Sierra Leone is presently in a power supply state of emergency. It has taken an impressive three years of financial leakages under PAOPA to undo ten years of sound development planning under Tolongbo when the energy sector was resuscitated including its arch nemesis: electricity supply.
But as Freetown and the country continue to experience frequent power outages, we have been ushered into the era of the Bio Tiger!
Before now, the past APC government had a target. They were working under extreme pressure to accomplish a campaign promise to deliver Freetown from darkness and being labelled the ‘Darkest City in the World’. Western countries rate the effectiveness of a regime based on its accomplishments in the first 100 days in office. In under a 100 days, the Koroma led government delivered us from darkness into the light. The resulting economic boom was as predicted.
Before their deliverance from darkness, residents of the capital Freetown and most of the country desirous of regular power or electricity supply were required to buy a generator, or power plant for businesses. The most popular brand among the poor people of Sierra Leone was the 5KV Tiger generator. They were so popular they were labelled ‘Kabbah Tiger’. President Kabbah’s tenure in office was defined by the people’s overreliance on these generators.
It should be expected that sound economic planning by any other regime after President Koroma’s would include building on and surpassing this modern existential challenge. But this current regime is not known for sound planning, and has expectedly failed to do so. It is as if PAOPA was not prepared for taking power as they seem to do things in a haphazard willy-nilly manner, always lacking the procedures including monitoring and evaluation for accomplishing tasks. One would think of the imaginary Lungi Bridge project, the airport, the Midterm Census, COVID-19 induced State of Emergency, the Cybercrime Bill, nonpartisan local council representation, among others as things done without much planning and thought.
Coming with its own development focus, instead of channelling donor funding to this critical sector, New Direction is instead pumping it into sectors that can barely operate without regular power supply.
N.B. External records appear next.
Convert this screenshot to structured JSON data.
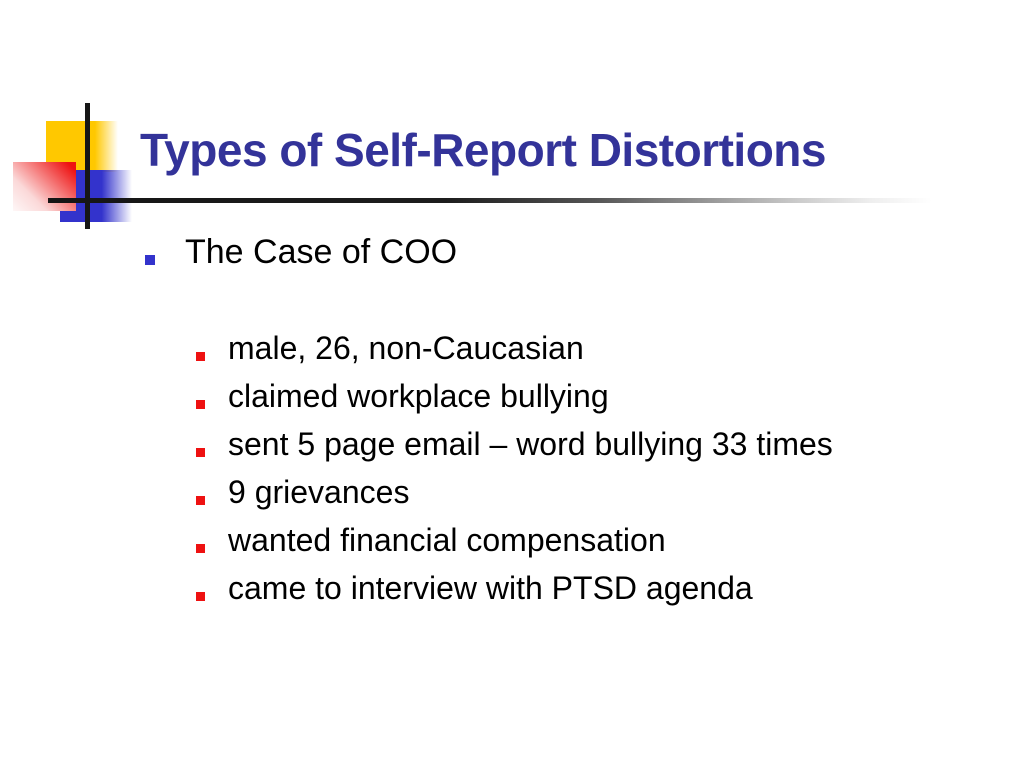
{
  "slide": {
    "title": "Types of Self-Report Distortions",
    "bullets": {
      "level1": "The Case of COO",
      "level2": [
        "male, 26, non-Caucasian",
        "claimed workplace bullying",
        "sent 5 page email – word bullying 33 times",
        "9 grievances",
        "wanted financial compensation",
        "came to interview with PTSD agenda"
      ]
    },
    "colors": {
      "title_text": "#333399",
      "body_text": "#000000",
      "level1_bullet": "#3333cc",
      "level2_bullet": "#ee1111",
      "accent_yellow": "#ffc800",
      "accent_blue": "#3333cc",
      "accent_red": "#ee1111",
      "rule_dark": "#151515"
    }
  }
}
The progress of the modern nation state is intrinsically tied to power generation and or supply. The mining sector that the economy is over reliant on is a power intensive operation for which our capacity is ill at will to satisfy, causing mining operations to spend millions of dollars a year on power plants, monies that should have been going to government coffers through EDSA. How are these new and old schools supposed to operate, with their computers, hospitals with their labs and operation tables, universities with their experiments, lectures and the like, without regular and consistent power supply?
Failing to subscribe to the system of continuity in governance, PAOPA has led us back in the direction of the Kabbah Tiger as power failure has become the order of the day. Today people and businesses are seeing new expenditure or spending sprees in fuel purchases as they are being forced to regularly have their generators on standby to switch over during the regular daily power failures across the city.
Welcome to the era of Bio Tiger. Despite the millions of dollars donor support to the energy sector, lack of political will and sound planning by this government has taken our developmental trajectory in this sector back to our days of darkness. President Bio has finally succeeded in creating a legacy for himself, albeit for all the wrong reasons. It is not uncommon to hear people referring to generators as ‘Bio Tiger’.
Although things look bad at present, there is still hope to take things to and past the accomplishments of the power sector under Koroma. What should elicit hope is the fact that the potential to attain our dream of consistent power supply is there; we just need the political will and well planned strategy including training, monitoring and evaluation. If Koroma could do, so can Bio.
While it is expected for each government to come up with its own developmental focus, the tradition is based on meeting national and nonpartisan developmental targets, from which focus should now be switched to accomplishing other critical areas. China for example has a 5 year national development plan that any regime coming after the current one is expected to accomplish regardless of its own focus.
Our energy sector requires such. Things have deteriorated far enough for the president to declare poor electricity supply a national emergency and take direct control of the Ministry of Energy. This direct stewardship of the ministry by the Office of the President should endeavour to set systems and outcomes in place including training of staff and procuring modern power generating and supply equipment and services. The President should not allow the Bio Tiger presently used to define his tenure to stick; such a legacy, we hope, is far from what he envisaged before he assumed power.